The song starts with the powerful and representative voice of the group's main (and only, i might add) singer, who at that same moment begins to enlist the reasons why she doesn't want to be in a relationship with her partner. Even if the verses of this part aren't understood, the blissful ignorant can't enjoy the melody for too long, since the theme and effect of the song will develop sooner than expected: there comes the desperate, whining tone of the refrain, which none can be so fortunate as to mistake: it is a woman's last wish in a break-up, the testament of a dying relationship.
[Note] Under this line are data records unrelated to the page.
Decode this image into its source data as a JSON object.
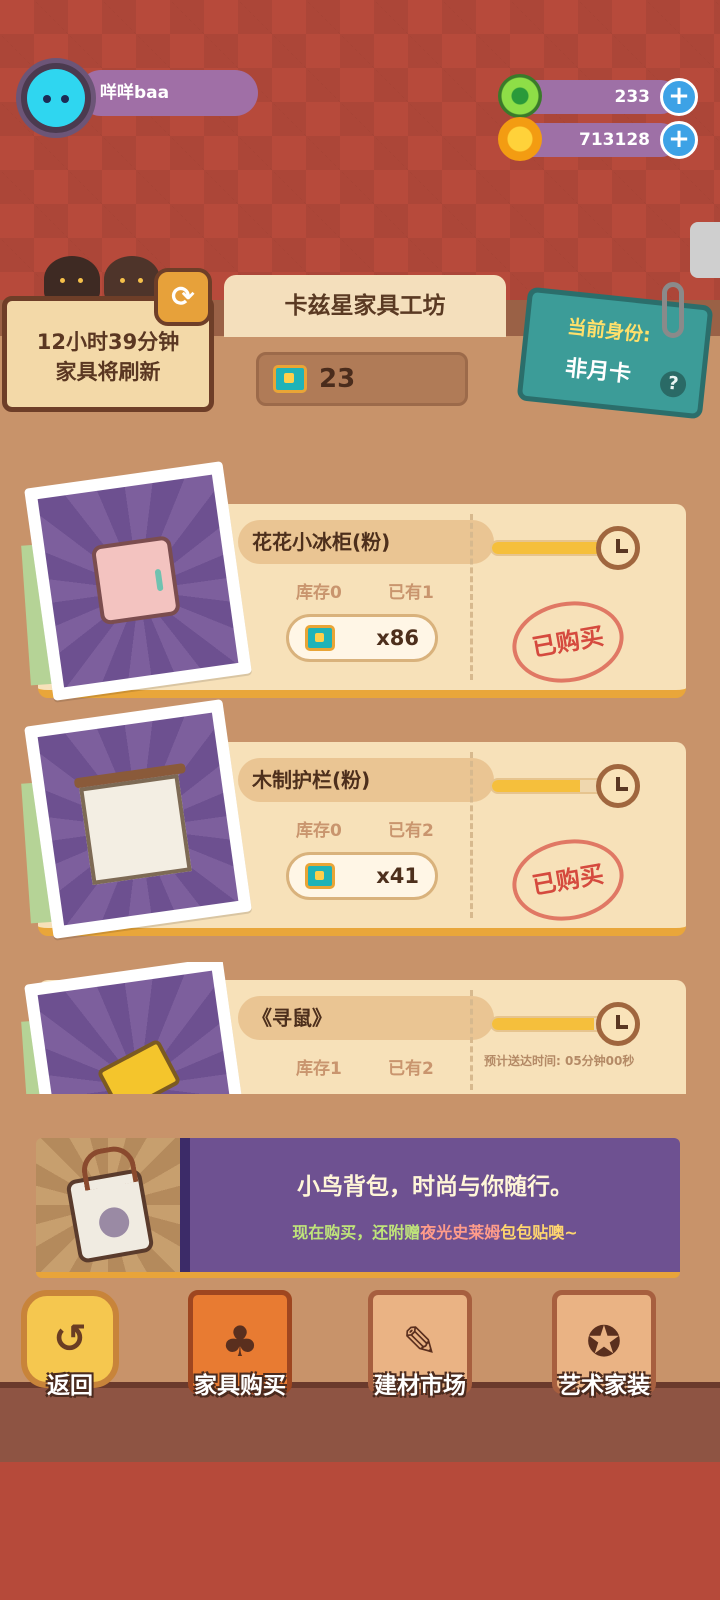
{
  "user": {
    "name": "咩咩baa"
  },
  "currencies": [
    {
      "icon": "green-gem-icon",
      "value": "233"
    },
    {
      "icon": "gold-coin-icon",
      "value": "713128"
    }
  ],
  "shop": {
    "title": "卡兹星家具工坊",
    "ticket_count": "23",
    "refresh_line1": "12小时39分钟",
    "refresh_line2": "家具将刷新",
    "identity_label": "当前身份:",
    "identity_value": "非月卡",
    "help": "?"
  },
  "items": [
    {
      "name": "花花小冰柜(粉)",
      "stock": "库存0",
      "owned": "已有1",
      "price": "x86",
      "status": "已购买",
      "progress": 0.75
    },
    {
      "name": "木制护栏(粉)",
      "stock": "库存0",
      "owned": "已有2",
      "price": "x41",
      "status": "已购买",
      "progress": 0.6
    },
    {
      "name": "《寻鼠》",
      "stock": "库存1",
      "owned": "已有2",
      "delivery": "预计送达时间: 05分钟00秒",
      "progress": 0.7
    }
  ],
  "ad": {
    "title": "小鸟背包，时尚与你随行。",
    "subtitle_a": "现在购买，还附赠",
    "subtitle_b": "夜光史莱姆",
    "subtitle_c": "包包贴噢~"
  },
  "nav": [
    {
      "label": "返回",
      "icon": "back-arrow-icon"
    },
    {
      "label": "家具购买",
      "icon": "furniture-icon"
    },
    {
      "label": "建材市场",
      "icon": "paint-brush-icon"
    },
    {
      "label": "艺术家装",
      "icon": "star-badge-icon"
    }
  ],
  "colors": {
    "accent": "#e9a63a",
    "panel": "#c8936a",
    "stamp": "#d54a3e"
  }
}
So why does she want to break up? First she's stating out what she, and let's be honest, all women detest about men, and that is: pretending they know best, and bragging about it, correcting the apparently false ideas the fair and gentle sex has about such brutal and non-ladylike things as life in general and business, money and human nature in particular. Yes, definitely, we could do without that. But then they creep in, all the other characteristics which women actually like in men, and for long centuries have valued their company for them: to be strong, to give help, to express certain things in words (as well), to be there everyday. So why are those things rejected? And isn't the whole relationship rejected with this? From an evolutionarily point of view, a study concerned with the survival of the race, there definitely is a need for couple life. The pair formed of the human male and female should stay together at least for the sake of the baby (that is: the next generation, the future of the race) for quite a long time, since not only the baby alone, but neither the mother alone is fit enough to provide for the survival of the child in the early ages.

The feminist movements, which protested about the too literal reading of this theory, indeed helped on the unfavourable status of women deserted to the kitchen and nursery by the industrial revolution's division of labour in the families. But please, let's be reasonable, we're light years form that age, if not in all the world, then on the parts where they dress as those in the video, and if not in all social classes, then most certainly in those which the singer(s) represent(s). Because in the time and place of primitive farming and grain cultivating, there were no unjust, sexist discrimination, which might excuse the fair sex from hard labour, just as there was no pretence that someone could "make it on their own".
So basically, this song expresses that its singer doesn't need any men, for any reasons there could be. Not rejecting them from a feminist point of view, refusing their unfair influence and power over them - no, this guy mentioned in the lyrics doesn't have anything on her. That's why in the extended version, the I will survive insertion seems so misplaced: that's a song about a person in love trying to break free of the unwanted relationship which still overpowers them - here there is no love, there are no bonds, nobody ever doubts that she can survive without him, so no point in proving it.

What this song seems to be saying is that there is no need for men for economic emotional or any purposes at all, and apparently no point in being together just for the sake of love, without ever wanting something from the other. I wander what this pearl of popular culture says about today's romantic relationship. Is it rushing to its end?